“I changed my voting registration from ‘Democrat’ to ‘Independent’ today. It was a strangely emotional experience,” Yang wrote in an essay posted on his blog
, adding that he believes he can reach more people outside of the two-party system “effectively,” adding, “Breaking up with the Democratic Party feels like the right thing to do because I believe I can have a greater impact this way.”
The former businessman wrote that he has been a Democrat his entire adult life and registered as such in 1995 when he was 20 years old. He also reflected on moments of being a Democrat, including during his mayoral and presidential campaigns.
Yang, 46, wrote there had been “an odd fit” between him and the party, expressing that he was not “very ideological” but “practical” and that making partisan arguments “particularly expressing what I often see as performative sentiment — is sometimes uncomfortable for me.” Yang also said that now that he is an independent, he can be “even more honest about both the system and the people in it.”

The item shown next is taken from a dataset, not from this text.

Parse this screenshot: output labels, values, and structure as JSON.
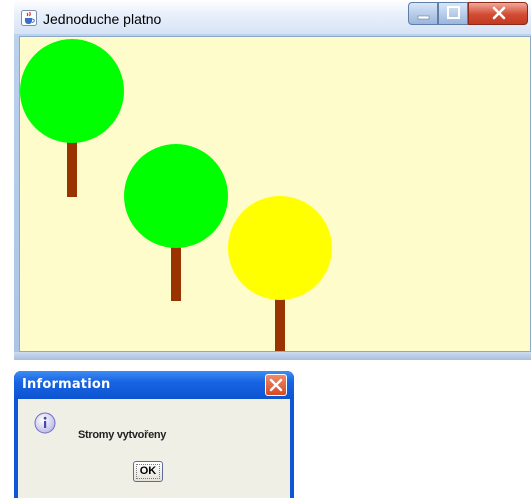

“I’ve seen politicians publicly eviscerate each other and then act collegial or friendly backstage a few minutes later. A lot of it is theatre,” Yang said. “Perhaps it’s the nature of my upbringing, but I’m actually more comfortable trying to fix the system than being a part of it.”

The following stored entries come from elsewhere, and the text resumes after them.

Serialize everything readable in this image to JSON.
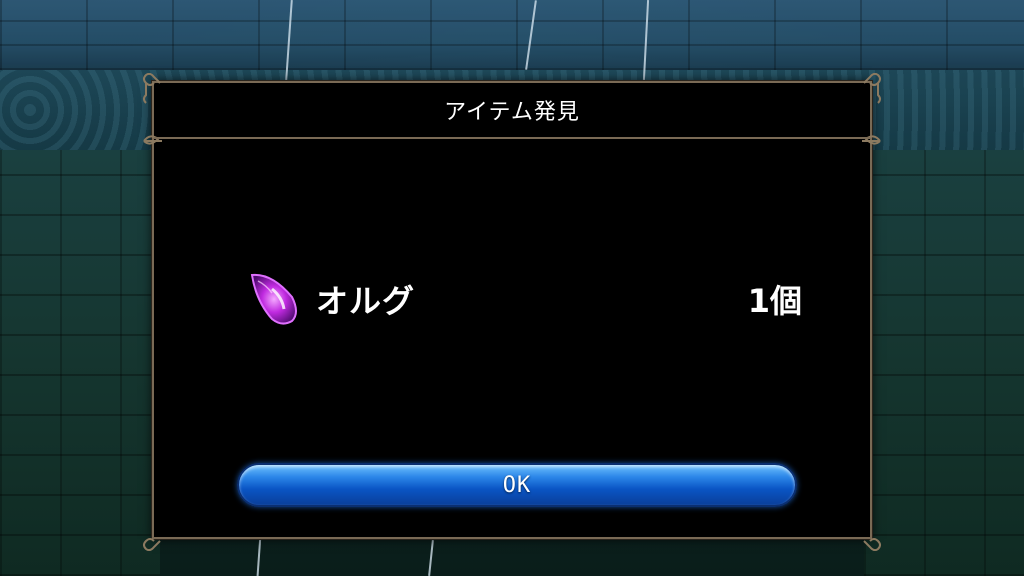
{
  "dialog": {
    "title": "アイテム発見",
    "item": {
      "icon": "purple-crystal-shard-icon",
      "name": "オルグ",
      "count": "1個"
    },
    "ok_label": "OK"
  },
  "colors": {
    "frame": "#7a6a55",
    "button": "#0a55c4",
    "crystal": "#b020d8"
  }
}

Yang wrote about political division in an op-ed published
by CNN on Sunday and said America is “deeply polarized.” He suggested a way to counter polarization is for more states to adopt an open primary system like Alaska.
“Many politicians seem to be playing to their base rather than trying to persuade those in the middle,” he wrote. “The best way to reduce polarization is to modify our leaders’ incentives, so they can act more independently rather than trying to win the support of hyperpartisan voters.”